La modalità di assegnazione subirà una rivoluzione: il cap, il livello massimo di gas serra complessivi, sarà deciso dall’Unione Europea, come pure la ripartizione tra gli impianti. Spariranno, quindi, i Piani di Allocazione Nazionali, in cui gli Stati stabilivano, attraverso un tortuoso processo di negoziazione con la Commissione Europea, i limiti massimi di emissioni e la loro ripartizione tra i settori e tra gli stabilimenti industriali. Questo metodo portava gli Stati ad avere un incentivo che favoriva le proprie industrie.
Cambierà il sistema di attribuzione delle quote alle aziende: dalla distribuzione gratuita, o grandfathering, all’auctioning, ovvero ad aste in cui le quote sono distribuite a titolo oneroso. Di anno in anno, la parte delle quote a pagamento crescerà, fino a raggiungere il 100% nel 2020 (saranno escluse solo le industrie soggette a rischio trasferimento verso Paesi con una legislazione ambientale più blanda). Le modalità tecniche di svolgimento delle aste sono ancora da stabilire.

L’anidride carbonica non sarà più l’unico gas serra in oggetto: saranno posti limiti anche al protossido di azoto (N2O) e ai perfluorocarburi (PFC). Inoltre, vi sarà un ampliamento dei settori coperti da EU ETS: saranno compresi l’industria petrolchimica, dell’alluminio, dell’ammoniaca e il trasporto aereo.

Novità per i piccoli stabilimenti: quelli con emissioni climalteranti minori di 10.000 tCO2eq all’anno nei tre anni precedenti potranno essere esclusi dall’EU ETS. Questa previsione potrebbe riguardare ben 4.200 impianti europei, per una percentuale dello 0,7% sul totale delle emissioni; è stata inserita per non disperdere costi su piccole quantità di gas serra.
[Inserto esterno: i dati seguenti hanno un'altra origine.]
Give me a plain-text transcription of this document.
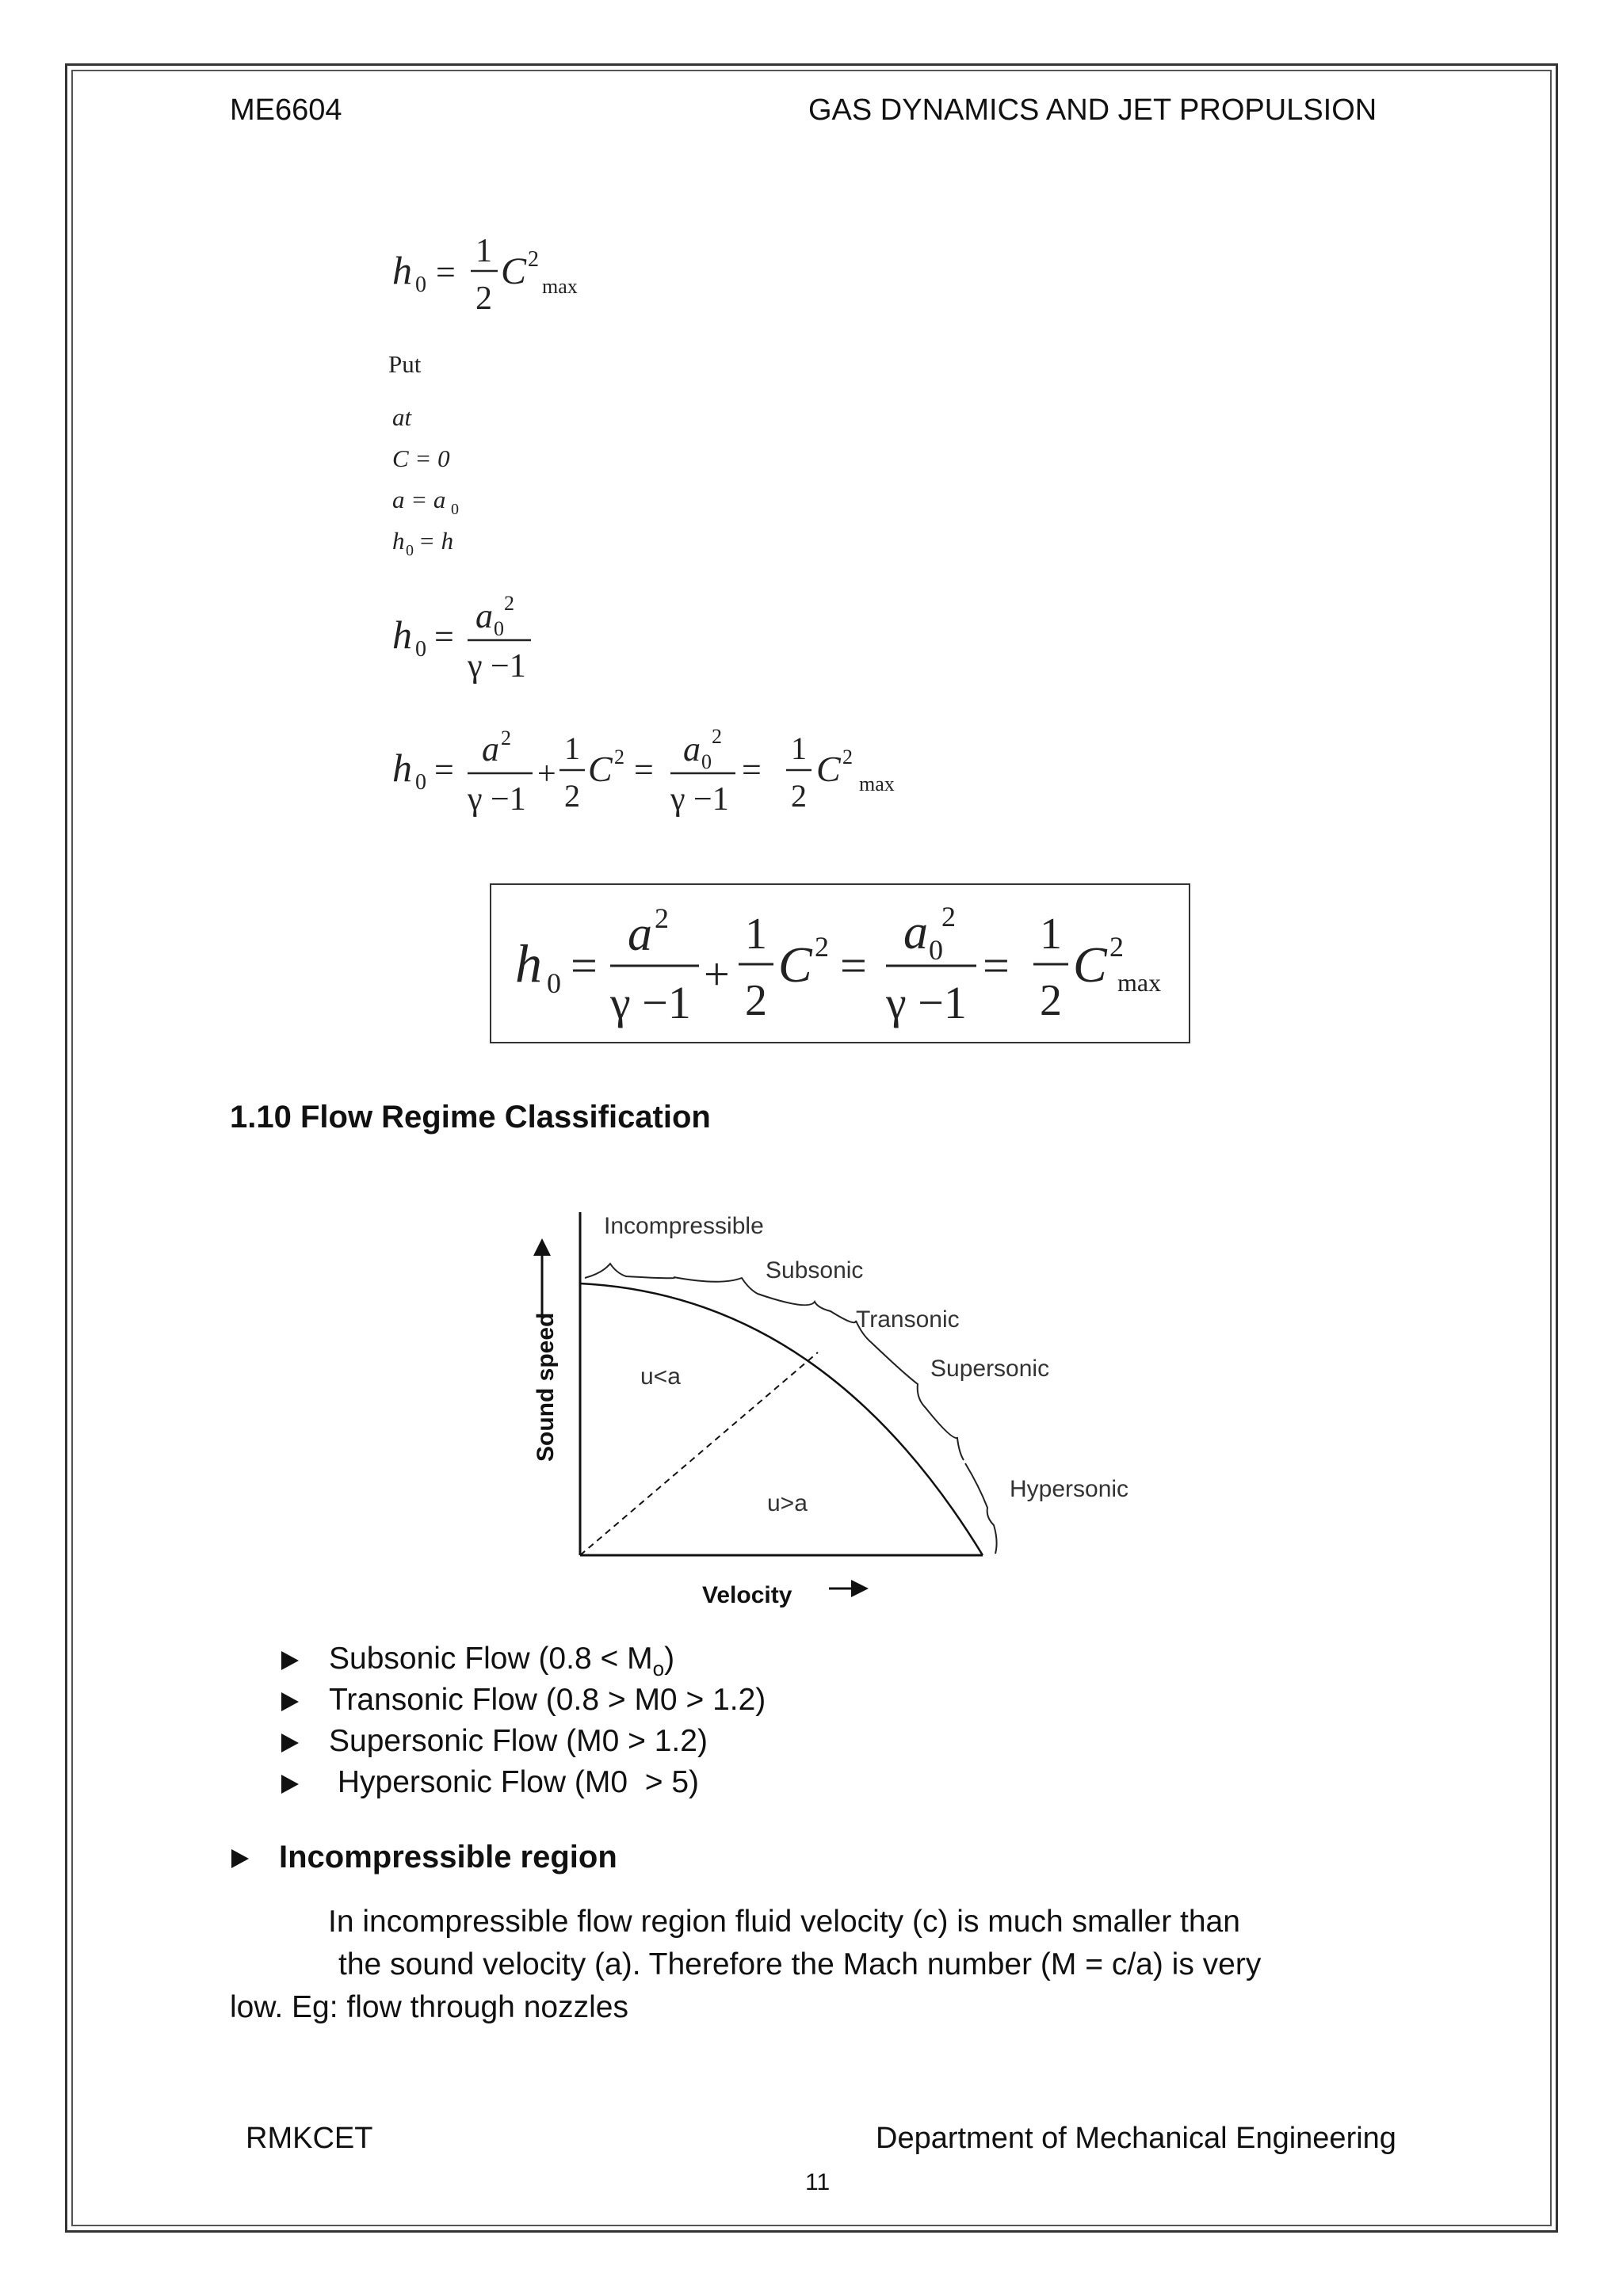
ME6604	GAS DYNAMICS AND JET PROPULSION
h 0 =
1
2
C 2
max
Put
at
C = 0
a = a 0
h 0 = h
h 0 =
a 0
2
γ −1
h 0 =
a 2
γ −1
+
1
2
C 2 =
a 0
2
γ −1
=
1
2
C 2
max
h 0 =
a 2
γ −1
+
1
2
C 2 =
a 0
2
γ −1
=
1
2
C 2
max
1.10 Flow Regime Classification
Sound speed
Velocity
Incompressible
Subsonic
Transonic
Supersonic
Hypersonic
u<a
u>a
Subsonic Flow $(0.8 < M_o)$
Transonic Flow (0.8 > M0 > 1.2)
Supersonic Flow (M0 > 1.2)
Hypersonic Flow (M0  > 5)
Incompressible region
In incompressible flow region fluid velocity (c) is much smaller than
the sound velocity (a). Therefore the Mach number (M = c/a) is very
low. Eg: flow through nozzles
RMKCET	Department of Mechanical Engineering
11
Ciò non toglie che tali impianti dovranno rispettare equivalenti limiti di emissioni di gas dannosi per l’atmosfera, secondo modalità ancora da definire.

Per quanto riguarda i crediti di riduzione scambiabili, vi sarà spazio per un futuro collegamento con altri schemi nazionali e regionali di tipo cap-and-trade.
I crediti da progetti di Clean Development Mechanism (CDM) nei Paesi in via di sviluppo, e di Joint Implementation (JI) potranno essere utilizzati in una misura percentuale compresa tra il 30 e il 50%. Sono esclusi i crediti da progetti di afforestazione e di riforestazione, in quanto si ritiene che il problema della permanenza degli assorbimenti di CO2 e della rendicontazione degli stessi non sia stato ancora risolto in maniera soddisfacente.

Come ha dichiarato il Presidente Barroso, questo pacchetto rappresenta un’occasione per l’Europa “per mostrarsi al meglio” e per creare “un’opportuna piattaforma che affronti le sfide climatica ed energetica del ventunesimo secolo”. Sfide di cui le imprese dovranno assumersi parte della responsabilità, ma anche coglierne le opportunità, coniugando sviluppo e sostenibilità.